Press releases
Amnesty International releases statistics on worldwide executions for 1999.
Amnesty International stressed that the figures released today only include cases known to the organisation. 'It is impossible to give a complete total because many countries deliberately keep the true numbers of those executed secret in order to avoid international condemnation and embarrassment,' the human rights organisation said.
Amnesty International also recorded over 3,857 people who were sentenced to death in 63 countries during 1999.
'Although the number of recorded worldwide executions is less than the 2,258 executions recorded last year, certain countries such as Iran, Saudi Arabia and the USA actually increased the numbers of executions in 1999,' the organisation added.
In Saudi Arabia the rate of executions has risen significantly. In 1998, 29 people were officially reported to have been executed. Last year, 103 executions were officially announced although the real figure is probably much higher. A significant proportion of those executed were denied any formal legal representation.
China continues to execute more people than the rest of the world put together. In 1999, limited records available at the end of the year indicated that the authorities carried out at least 1,077 executions - although the true figures are believed to be far higher. Many prisoners in China are sentenced to death after trials that are often grossly unfair.
As many as 100 people were executed in the Democratic Republic of the Congo after being sentenced to death by a military court.
The USA executed 98 prisoners last year, 30 more than were executed in 1998. Among these was one person convicted of a crime committed when he was under the age of 18. In the first three months of 2000 alone more such people have been executed in the USA in defiance of international law. According to Amnesty International's knowledge the only other country believed to have executed a person during 1999 for a crime committed before he was 18 was Iran, whose 165 executions recorded during the year far exceeded the 66 executions recorded in 1998.
The figures for China, the Democratic Republic of the Congo, Iran, Saudi Arabia and the USA accounted for 85 per cent of all known executions in 1999, Amnesty International said. The organisation also received reports of hundreds of executions in Iraq but was unable to determine whether most of them were judicial or extrajudicial, given the secrecy surrounding them.
Countries such as Cuba, Oman and the United Arab Emirates expanded the scope of the death penalty to non-lethal crimes such as drug-trafficking, armed robbery and the import of banned materials, although the Commission on Human Rights in 1999 called on states to reduce the number of capital crimes.

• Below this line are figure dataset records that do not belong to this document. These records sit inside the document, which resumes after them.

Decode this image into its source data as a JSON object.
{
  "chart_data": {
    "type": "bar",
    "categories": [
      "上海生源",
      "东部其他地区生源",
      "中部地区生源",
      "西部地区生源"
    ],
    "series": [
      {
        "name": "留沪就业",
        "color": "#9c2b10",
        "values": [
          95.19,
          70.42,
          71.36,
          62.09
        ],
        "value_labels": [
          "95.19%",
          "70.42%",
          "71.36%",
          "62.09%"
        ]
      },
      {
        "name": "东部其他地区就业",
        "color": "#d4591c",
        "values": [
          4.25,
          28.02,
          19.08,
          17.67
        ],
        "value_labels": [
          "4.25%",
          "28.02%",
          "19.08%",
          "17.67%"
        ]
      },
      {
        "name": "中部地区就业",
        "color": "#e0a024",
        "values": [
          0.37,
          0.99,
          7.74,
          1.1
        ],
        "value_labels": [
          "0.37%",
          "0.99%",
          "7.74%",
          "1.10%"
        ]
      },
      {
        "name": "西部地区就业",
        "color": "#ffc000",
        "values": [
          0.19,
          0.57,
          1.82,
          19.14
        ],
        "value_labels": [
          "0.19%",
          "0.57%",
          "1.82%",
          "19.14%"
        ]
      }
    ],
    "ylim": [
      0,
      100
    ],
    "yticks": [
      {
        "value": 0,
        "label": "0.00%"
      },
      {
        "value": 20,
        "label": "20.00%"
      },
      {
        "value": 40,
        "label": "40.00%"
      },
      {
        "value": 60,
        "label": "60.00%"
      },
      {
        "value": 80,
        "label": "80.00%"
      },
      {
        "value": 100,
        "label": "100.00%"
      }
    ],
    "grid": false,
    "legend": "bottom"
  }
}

Regrettably, several countries reversed their de facto moratoria on executions during 1999. Nine men were hanged in Trinidad and Tobago in June, five years after the last execution had taken place, and in Uganda, 28 people were executed on 28 April, the first executions to occur in the country since 1996.
'Yet there has also been progress towards abolition,' the organisation said. 'At the turn of the last century only three countries in the world had permanently abolished the death penalty. Today, at the beginning of the 21st century, 108 countries have abolished the death penalty in law or practice, reflecting the worldwide trend towards abolition.'
During 1999, East Timor, Turkmenistan, Ukraine and the British dependent territory of Bermuda abolished the death penalty for all crimes, while Latvia abolished it for peacetime offences. In the Russian Federation, President Yeltsin commuted more than 700 death sentences in June 1999. Last month the Philippines announced a moratorium on executions until the end of the year.
Additionally, since the beginning of 1999 Azerbaijan, Bulgaria, Cyprus, Georgia, Slovakia, Turkemnistan and the UK have ratified the Second Optional Protocol to the International Covenant on Civil and Political Rights (ICCPR) - a treaty providing for the total abolition of the death penalty - bringing the number of state parties to the Second Optional Protocol to 42.
'The death penalty is the ultimate cruel, inhuman and degrading punishment and a violation of the right to life,' Amnesty International said. 'Protecting the right to life is an international responsibility.'
'The Commission on Human Rights, currently sitting in Geneva, will hopefully soon pass another strong resolution reiterating its call for an immediate worldwide moratorium on executions. The UN should take the lead and take firm and positive measures to protect those facing the death penalty,' Amnesty International concluded.